Joannie Labelle se produira notamment devant la géante installation Whispers réalisée par le collectif Light Society. «Je suis particulièrement excitée par cette pièce, car elle reprend des thèmes semblables à ceux de mes chansons, comme Hush Hush, qui parle du silence comme moyen de communication. L’idée est de créer une sorte d’harmonie, un accompagnement entre mon œuvre et celle-ci», explique-t-elle.
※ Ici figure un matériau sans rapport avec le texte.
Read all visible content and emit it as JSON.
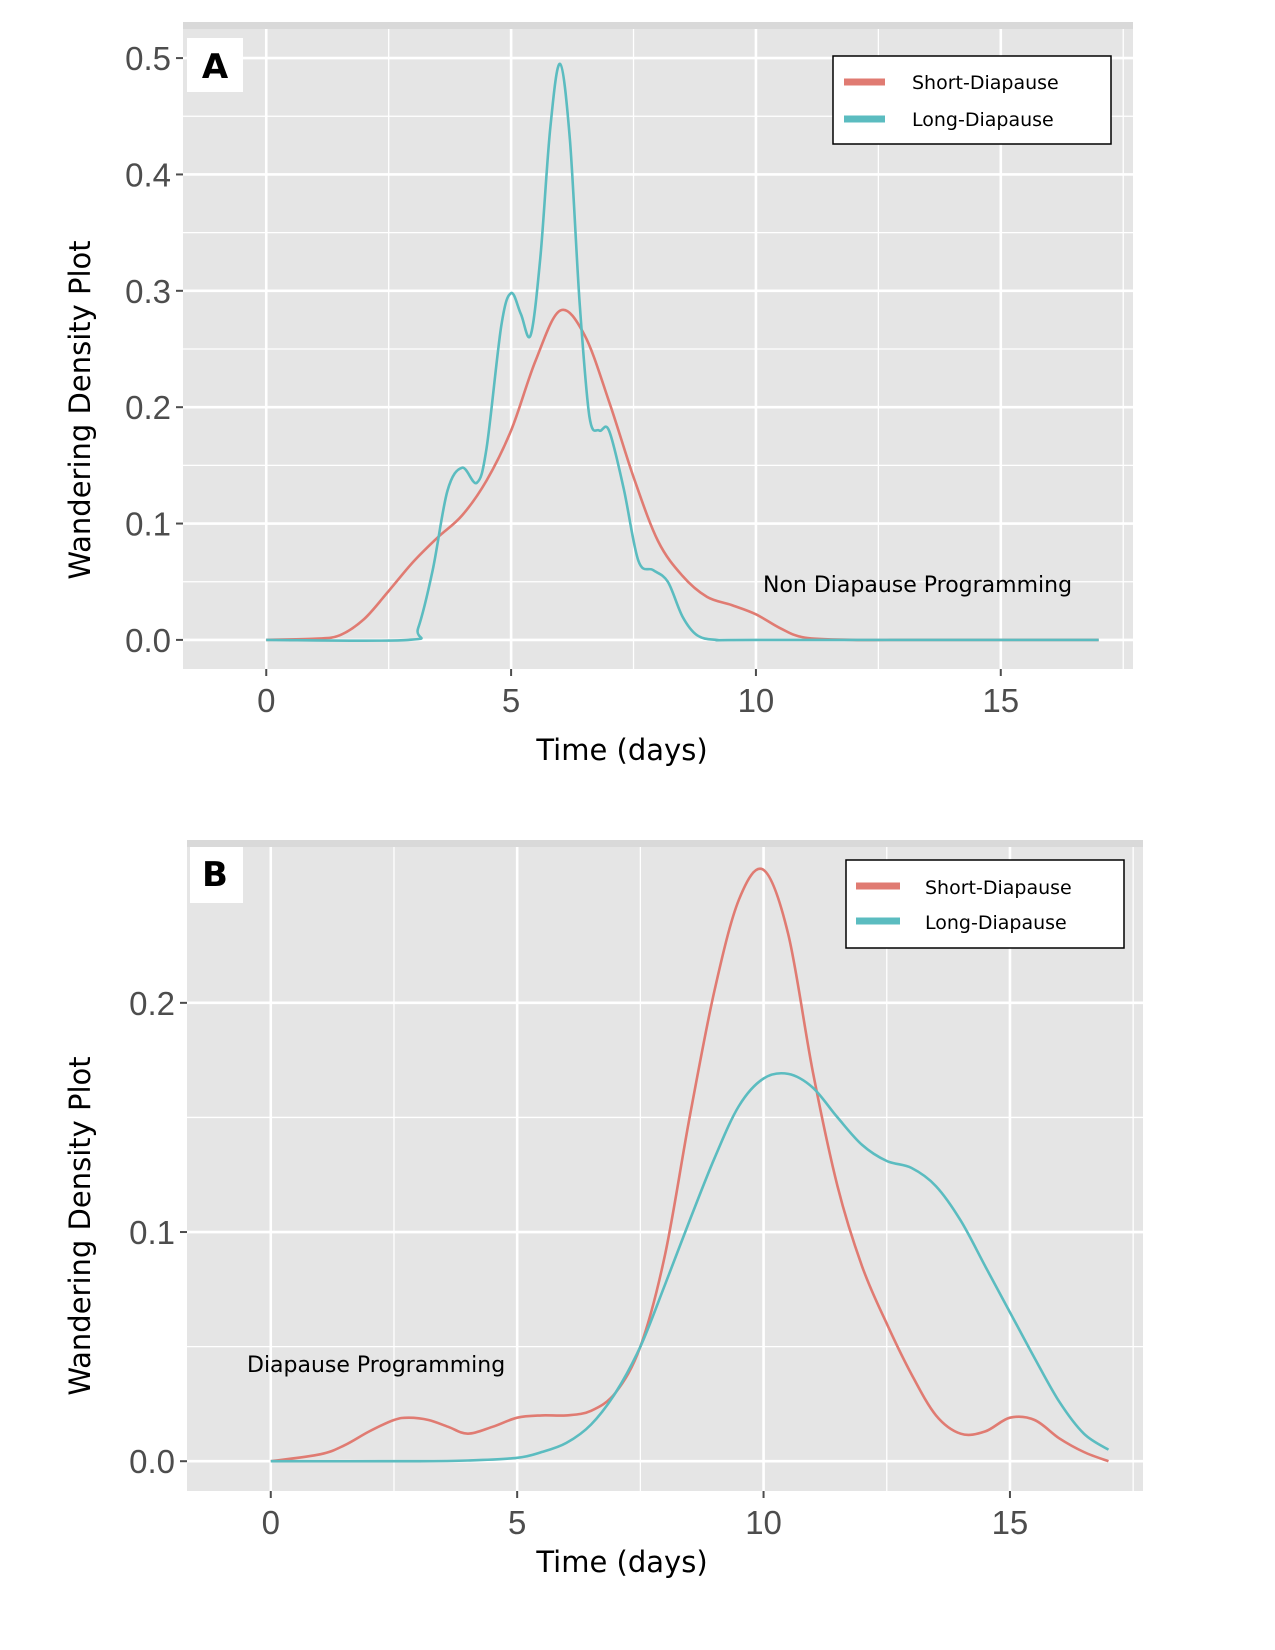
{
  "colors": {
    "short": "#E07B72",
    "long": "#5BBCC0",
    "panel_bg": "#E5E5E5",
    "grid": "#FFFFFF",
    "tick": "#4d4d4d"
  },
  "chart_data": [
    {
      "panel": "A",
      "type": "line",
      "xlabel": "Time (days)",
      "ylabel": "Wandering Density Plot",
      "xlim": [
        -1.7,
        17.7
      ],
      "ylim": [
        -0.025,
        0.525
      ],
      "x_ticks": [
        0,
        5,
        10,
        15
      ],
      "x_tick_labels": [
        "0",
        "5",
        "10",
        "15"
      ],
      "y_ticks": [
        0,
        0.1,
        0.2,
        0.3,
        0.4,
        0.5
      ],
      "y_tick_labels": [
        "0.0",
        "0.1",
        "0.2",
        "0.3",
        "0.4",
        "0.5"
      ],
      "grid": true,
      "legend_position": "top-right",
      "annotation": "Non Diapause Programming",
      "series": [
        {
          "name": "Short-Diapause",
          "color_key": "short",
          "x": [
            0,
            1,
            1.5,
            2,
            2.5,
            3,
            3.5,
            4,
            4.5,
            5,
            5.5,
            6,
            6.5,
            7,
            7.5,
            8,
            8.5,
            9,
            9.5,
            10,
            10.5,
            11,
            12,
            13,
            14,
            15,
            16,
            17
          ],
          "y": [
            0,
            0.001,
            0.004,
            0.018,
            0.042,
            0.067,
            0.088,
            0.107,
            0.137,
            0.18,
            0.24,
            0.283,
            0.262,
            0.205,
            0.14,
            0.085,
            0.055,
            0.037,
            0.03,
            0.022,
            0.01,
            0.002,
            0,
            0,
            0,
            0,
            0,
            0
          ]
        },
        {
          "name": "Long-Diapause",
          "color_key": "long",
          "x": [
            0,
            2.9,
            3.1,
            3.4,
            3.7,
            4,
            4.3,
            4.5,
            4.8,
            5,
            5.2,
            5.4,
            5.6,
            5.8,
            6,
            6.2,
            6.4,
            6.6,
            6.8,
            7,
            7.3,
            7.6,
            7.9,
            8.2,
            8.5,
            8.8,
            9.2,
            10,
            17
          ],
          "y": [
            0,
            0,
            0.01,
            0.06,
            0.128,
            0.148,
            0.135,
            0.165,
            0.27,
            0.298,
            0.28,
            0.262,
            0.33,
            0.44,
            0.495,
            0.43,
            0.29,
            0.192,
            0.18,
            0.18,
            0.13,
            0.068,
            0.06,
            0.05,
            0.02,
            0.004,
            0,
            0,
            0
          ]
        }
      ]
    },
    {
      "panel": "B",
      "type": "line",
      "xlabel": "Time (days)",
      "ylabel": "Wandering Density Plot",
      "xlim": [
        -1.7,
        17.7
      ],
      "ylim": [
        -0.013,
        0.268
      ],
      "x_ticks": [
        0,
        5,
        10,
        15
      ],
      "x_tick_labels": [
        "0",
        "5",
        "10",
        "15"
      ],
      "y_ticks": [
        0,
        0.1,
        0.2
      ],
      "y_tick_labels": [
        "0.0",
        "0.1",
        "0.2"
      ],
      "grid": true,
      "legend_position": "top-right",
      "annotation": "Diapause Programming",
      "series": [
        {
          "name": "Short-Diapause",
          "color_key": "short",
          "x": [
            0,
            1,
            1.5,
            2,
            2.5,
            2.8,
            3.2,
            3.6,
            4,
            4.5,
            5,
            5.5,
            6,
            6.5,
            7,
            7.5,
            8,
            8.5,
            9,
            9.5,
            10,
            10.5,
            11,
            11.5,
            12,
            12.5,
            13,
            13.5,
            14,
            14.5,
            15,
            15.5,
            16,
            16.5,
            17
          ],
          "y": [
            0,
            0.003,
            0.007,
            0.013,
            0.018,
            0.019,
            0.018,
            0.015,
            0.012,
            0.015,
            0.019,
            0.02,
            0.02,
            0.022,
            0.03,
            0.05,
            0.09,
            0.15,
            0.205,
            0.245,
            0.258,
            0.23,
            0.17,
            0.12,
            0.085,
            0.06,
            0.038,
            0.02,
            0.012,
            0.013,
            0.019,
            0.018,
            0.01,
            0.004,
            0
          ]
        },
        {
          "name": "Long-Diapause",
          "color_key": "long",
          "x": [
            0,
            3,
            4,
            5,
            5.5,
            6,
            6.5,
            7,
            7.5,
            8,
            8.5,
            9,
            9.5,
            10,
            10.5,
            11,
            11.5,
            12,
            12.5,
            13,
            13.5,
            14,
            14.5,
            15,
            15.5,
            16,
            16.5,
            17
          ],
          "y": [
            0,
            0,
            0.0003,
            0.0015,
            0.004,
            0.008,
            0.016,
            0.03,
            0.05,
            0.077,
            0.105,
            0.132,
            0.155,
            0.167,
            0.169,
            0.163,
            0.15,
            0.138,
            0.131,
            0.128,
            0.12,
            0.105,
            0.085,
            0.065,
            0.045,
            0.026,
            0.012,
            0.005
          ]
        }
      ]
    }
  ]
}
Les créations vidéo de Cynthia Naggar, complice de longue date de Bea Box, compléteront la dimension visuelle du concert. «Les images et programmations de Cynthia agiront comme un écho Ce sera donc une performance totalement unique, propre à cette soirée», assure la musicienne.
«Les artistes s’inspirent beaucoup des œuvres pour faire leur performance ou leur installation. Ils vont penser la soirée de plusieurs façons sur le plan visuel. Ils vont tenter d’enrichir ce qu’on peut comprendre en regardant les œuvres, et ça nous donne une tout autre perspective sur le lieu», remarque Sophie Pouliot.
Des danseurs de la compagnie Danse Danse sont même allés jusqu’à établir leurs quartiers pendant quelques semaines à Arsenal, le temps de concocter une chorégraphie entièrement inédite.
L’équipe d’Arsenal espère offrir encore plus de résidences de ce type, où les artistes pourront, comme dans un laboratoire, imaginer un concept à partir des œuvres exposées, et faire du Mardi Culturel le point culminant de leur recherche.
«On aimerait aussi que le lien entre l’artiste et l’exposition soit renforcé de manière plus concrète, que les artistes au programme forment un tout cohérent et soutiennent ce qu’on présente», espère Sophie Pouliot.